On Tuesday, a federal appeals court in New York will consider whether that gruesome imagery was part of an actual criminal plot or simply the dark but harmless fantasies of an extreme fetishist.
A jury convicted New York City Police Officer Gilberto Valle in March 2013 of planning to kidnap, cook and eat several women.
But U.S. District Judge Paul Gardephe, who oversaw the trial, threw out his conspiracy conviction last year and freed him from jail where he had spent 21 months since his arrest, ruling Valle’s “plans” were probably never real.

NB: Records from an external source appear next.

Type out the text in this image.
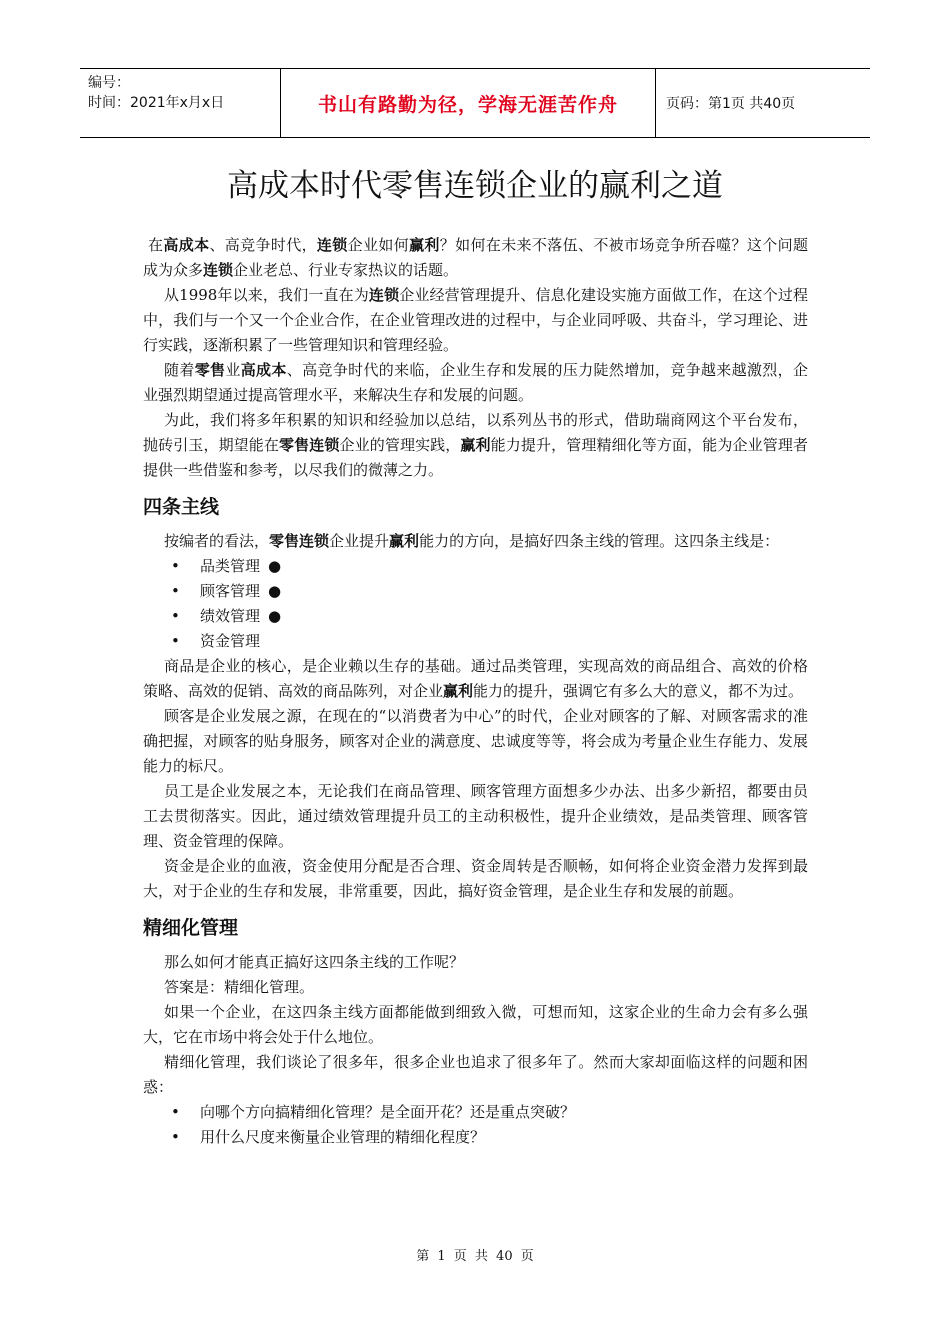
编号：
时间：2021年x月x日	书山有路勤为径，学海无涯苦作舟	页码：第1页 共40页
高成本时代零售连锁企业的赢利之道

在高成本、高竞争时代，连锁企业如何赢利？如何在未来不落伍、不被市场竞争所吞噬？这个问题成为众多连锁企业老总、行业专家热议的话题。

从1998年以来，我们一直在为连锁企业经营管理提升、信息化建设实施方面做工作，在这个过程中，我们与一个又一个企业合作，在企业管理改进的过程中，与企业同呼吸、共奋斗，学习理论、进行实践，逐渐积累了一些管理知识和管理经验。

随着零售业高成本、高竞争时代的来临，企业生存和发展的压力陡然增加，竞争越来越激烈，企业强烈期望通过提高管理水平，来解决生存和发展的问题。

为此，我们将多年积累的知识和经验加以总结，以系列丛书的形式，借助瑞商网这个平台发布，抛砖引玉，期望能在零售连锁企业的管理实践，赢利能力提升，管理精细化等方面，能为企业管理者提供一些借鉴和参考，以尽我们的微薄之力。

四条主线

按编者的看法，零售连锁企业提升赢利能力的方向，是搞好四条主线的管理。这四条主线是：

• 品类管理 ●
• 顾客管理 ●
• 绩效管理 ●
• 资金管理

商品是企业的核心，是企业赖以生存的基础。通过品类管理，实现高效的商品组合、高效的价格策略、高效的促销、高效的商品陈列，对企业赢利能力的提升，强调它有多么大的意义，都不为过。

顾客是企业发展之源，在现在的“以消费者为中心”的时代，企业对顾客的了解、对顾客需求的准确把握，对顾客的贴身服务，顾客对企业的满意度、忠诚度等等，将会成为考量企业生存能力、发展能力的标尺。

员工是企业发展之本，无论我们在商品管理、顾客管理方面想多少办法、出多少新招，都要由员工去贯彻落实。因此，通过绩效管理提升员工的主动积极性，提升企业绩效，是品类管理、顾客管理、资金管理的保障。

资金是企业的血液，资金使用分配是否合理、资金周转是否顺畅，如何将企业资金潜力发挥到最大，对于企业的生存和发展，非常重要，因此，搞好资金管理，是企业生存和发展的前题。

精细化管理

那么如何才能真正搞好这四条主线的工作呢？

答案是：精细化管理。

如果一个企业，在这四条主线方面都能做到细致入微，可想而知，这家企业的生命力会有多么强大，它在市场中将会处于什么地位。

精细化管理，我们谈论了很多年，很多企业也追求了很多年了。然而大家却面临这样的问题和困惑：

• 向哪个方向搞精细化管理？是全面开花？还是重点突破？
• 用什么尺度来衡量企业管理的精细化程度？
第 1 页 共 40 页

“The evidentiary record is such that it is more likely than not the case that all of Valle’s Internet communications about kidnapping are fantasy role-play,” Gardephe wrote.
The office of Manhattan U.S. Attorney Preet Bharara will ask the 2nd U.S. Circuit Court of Appeals on Tuesday to reinstate Valle’s conviction.

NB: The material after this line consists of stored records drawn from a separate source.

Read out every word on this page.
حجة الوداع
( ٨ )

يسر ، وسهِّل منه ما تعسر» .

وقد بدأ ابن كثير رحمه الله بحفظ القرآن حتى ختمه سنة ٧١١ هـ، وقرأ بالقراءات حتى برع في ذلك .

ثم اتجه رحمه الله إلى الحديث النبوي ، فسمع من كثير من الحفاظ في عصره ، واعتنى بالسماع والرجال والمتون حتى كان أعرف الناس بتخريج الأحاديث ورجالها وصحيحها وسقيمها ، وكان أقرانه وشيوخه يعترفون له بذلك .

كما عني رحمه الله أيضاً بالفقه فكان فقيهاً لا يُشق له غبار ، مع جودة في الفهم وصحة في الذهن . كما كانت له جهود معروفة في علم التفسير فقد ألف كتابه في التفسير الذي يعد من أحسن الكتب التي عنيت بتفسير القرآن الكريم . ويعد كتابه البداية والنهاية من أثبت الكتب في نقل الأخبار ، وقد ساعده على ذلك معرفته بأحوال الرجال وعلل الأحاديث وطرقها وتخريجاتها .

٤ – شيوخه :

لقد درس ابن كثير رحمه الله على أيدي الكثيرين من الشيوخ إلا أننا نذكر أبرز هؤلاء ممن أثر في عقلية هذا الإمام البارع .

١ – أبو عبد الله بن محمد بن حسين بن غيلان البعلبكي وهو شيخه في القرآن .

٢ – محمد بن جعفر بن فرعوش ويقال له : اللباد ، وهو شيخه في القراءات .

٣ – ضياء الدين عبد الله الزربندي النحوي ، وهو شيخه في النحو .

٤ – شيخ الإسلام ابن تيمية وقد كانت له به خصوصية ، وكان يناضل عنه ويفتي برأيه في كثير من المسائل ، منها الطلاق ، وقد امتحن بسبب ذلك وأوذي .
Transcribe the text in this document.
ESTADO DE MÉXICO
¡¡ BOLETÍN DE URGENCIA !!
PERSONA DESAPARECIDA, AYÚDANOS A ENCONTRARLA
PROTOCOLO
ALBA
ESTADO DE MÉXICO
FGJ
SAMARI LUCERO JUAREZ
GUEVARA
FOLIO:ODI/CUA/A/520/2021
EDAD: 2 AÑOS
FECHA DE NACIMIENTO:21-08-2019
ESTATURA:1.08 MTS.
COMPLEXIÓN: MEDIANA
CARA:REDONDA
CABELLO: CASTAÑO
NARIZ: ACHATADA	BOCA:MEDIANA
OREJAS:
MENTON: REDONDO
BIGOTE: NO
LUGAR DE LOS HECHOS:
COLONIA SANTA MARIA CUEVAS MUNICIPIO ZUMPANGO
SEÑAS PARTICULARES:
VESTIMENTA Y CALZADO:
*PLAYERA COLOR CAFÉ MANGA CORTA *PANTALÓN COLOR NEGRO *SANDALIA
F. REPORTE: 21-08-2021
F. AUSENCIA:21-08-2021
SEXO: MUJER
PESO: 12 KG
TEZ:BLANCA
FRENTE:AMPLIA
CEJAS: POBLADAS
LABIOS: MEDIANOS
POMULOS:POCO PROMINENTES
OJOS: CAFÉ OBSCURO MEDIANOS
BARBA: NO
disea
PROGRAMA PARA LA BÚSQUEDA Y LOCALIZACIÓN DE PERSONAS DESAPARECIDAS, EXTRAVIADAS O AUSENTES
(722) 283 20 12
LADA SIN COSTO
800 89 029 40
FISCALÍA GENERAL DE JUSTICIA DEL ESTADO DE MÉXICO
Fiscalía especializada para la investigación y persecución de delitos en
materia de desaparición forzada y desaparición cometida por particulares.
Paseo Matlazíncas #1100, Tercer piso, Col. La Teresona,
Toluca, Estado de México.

None of the women Valle threatened in his online chats, including his wife, who turned him in after discovering disturbing images and emails on his computer, was harmed.
Defense lawyers contended that discussing kidnappings and searching for information such as how to create homemade chloroform and use it to knock someone unconscious were part of Valle’s sexual fantasies. Prosecutors argued the FBI arrested him before he could carry out his plans.

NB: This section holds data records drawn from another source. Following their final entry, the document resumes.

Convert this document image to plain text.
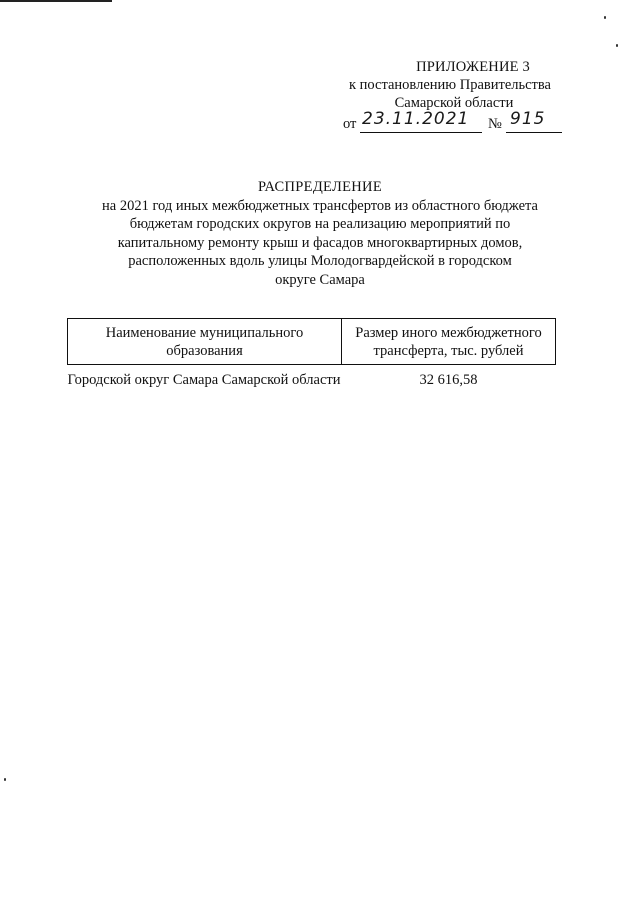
ПРИЛОЖЕНИЕ 3
к постановлению Правительства
Самарской области
от 23.11.2021	№ 915
РАСПРЕДЕЛЕНИЕ
на 2021 год иных межбюджетных трансфертов из областного бюджета
бюджетам городских округов на реализацию мероприятий по
капитальному ремонту крыш и фасадов многоквартирных домов,
расположенных вдоль улицы Молодогвардейской в городском
округе Самара
Наименование муниципального образования
Размер иного межбюджетного трансферта, тыс. рублей
Городской округ Самара Самарской области	32 616,58
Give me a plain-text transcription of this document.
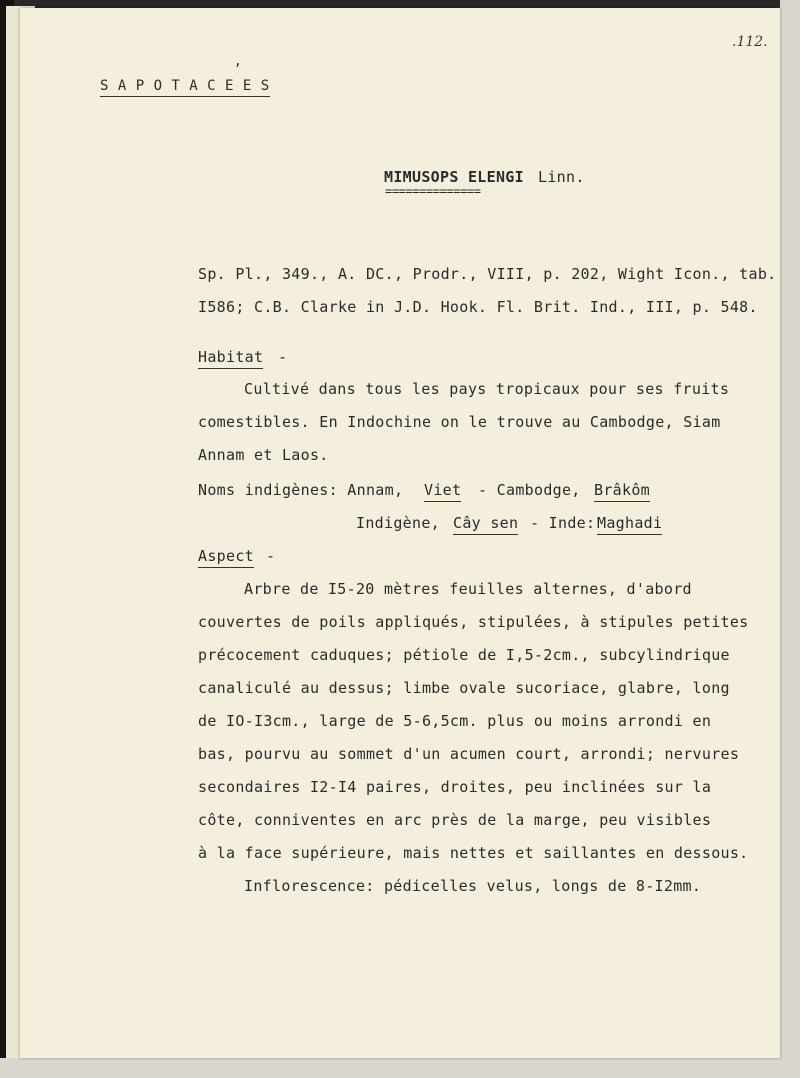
.112.

,

S A P O T A C E E S

MIMUSOPS ELENGI Linn.

==============

Sp. Pl., 349., A. DC., Prodr., VIII, p. 202, Wight Icon., tab.

I586; C.B. Clarke in J.D. Hook. Fl. Brit. Ind., III, p. 548.

Habitat -

Cultivé dans tous les pays tropicaux pour ses fruits

comestibles. En Indochine on le trouve au Cambodge, Siam

Annam et Laos.

Noms indigènes: Annam, Viet - Cambodge, Brâkôm

Indigène, Cây sen - Inde: Maghadi

Aspect -

Arbre de I5-20 mètres feuilles alternes, d'abord

couvertes de poils appliqués, stipulées, à stipules petites

précocement caduques; pétiole de I,5-2cm., subcylindrique

canaliculé au dessus; limbe ovale sucoriace, glabre, long

de IO-I3cm., large de 5-6,5cm. plus ou moins arrondi en

bas, pourvu au sommet d'un acumen court, arrondi; nervures

secondaires I2-I4 paires, droites, peu inclinées sur la

côte, conniventes en arc près de la marge, peu visibles

à la face supérieure, mais nettes et saillantes en dessous.

Inflorescence: pédicelles velus, longs de 8-I2mm.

The appeal has drawn the interest of several online free speech advocacy groups, including the Electronic Frontier Foundation, which filed a friend-of-the-court brief urging the court to uphold Gardephe’s decision.
The case shed light on a little-known corner of the Internet, where people who share dark, morbid fetishes gather to exchange messages and images.
It also led to the arrest of three other men who frequented the same websites as Valle and were charged with conspiring to kidnap, torture and kill women.
One of the men, Richard Meltz, pleaded guilty before trial and was sentenced to 10 years in prison.
Christopher Asch and Michael Van Hise were convicted in March 2014 at trial. Both are appealing.